La tutelle administrative de l’Etat sur les communes et le maire, exercée par le préfet, doit être perçue comme un cadre de collaboration et d’actions devant concourir au développement des différentes localités. Elle ne doit pas être un mécanisme déguisé de prolongement du pouvoir hiérarchique de l’Etat dans les collectivités locales, encore moins une opportunité pour l’Etat de se substituer aux communes qui se distinguent des services déconcentrés par l’existence d’une personnalité juridique, d’une autonomie financière et la notion d’affaires propres. Le tout régulé par le principe de subsidiarité et garanti par la libre administration des collectivités territoriales par des conseils élus.

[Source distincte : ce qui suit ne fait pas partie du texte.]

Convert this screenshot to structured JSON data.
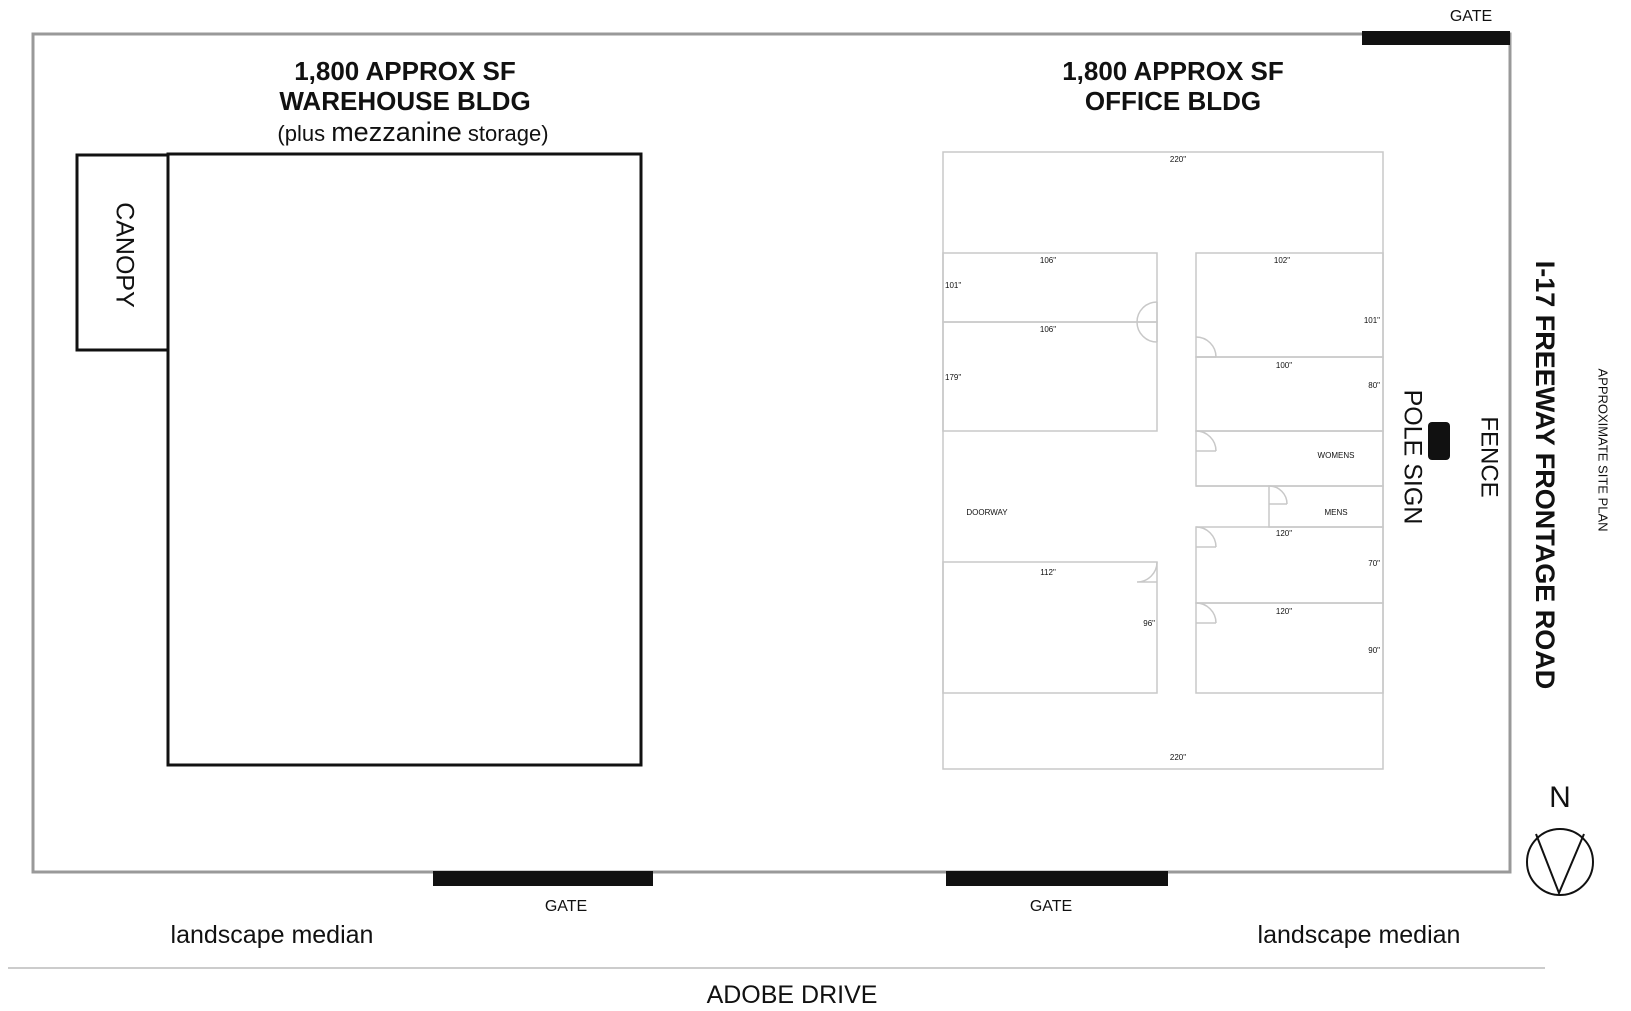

Le Bénin se distingue par une tutelle apaisée qui est loin d’être une prime à l’inertie observée dans certaines communes. La meilleure protection contre les incursions de la tutelle et du gouvernement dans les domaines de compétences propres des communes reste la planification et la mise en œuvre de toutes les compétences que la loi transfère aux communes. Cette planification est d’abord et avant tout un acte administratif, sans qu’il y est besoin d’en avoir préalablement les moyens. Chaque commune doit se doter d’un plan de mise en œuvre de l’ensemble des compétences que la loi met à leur disposition, actualisé chaque année, afin de l’opposer au gouvernement central, en cas d’immixtion.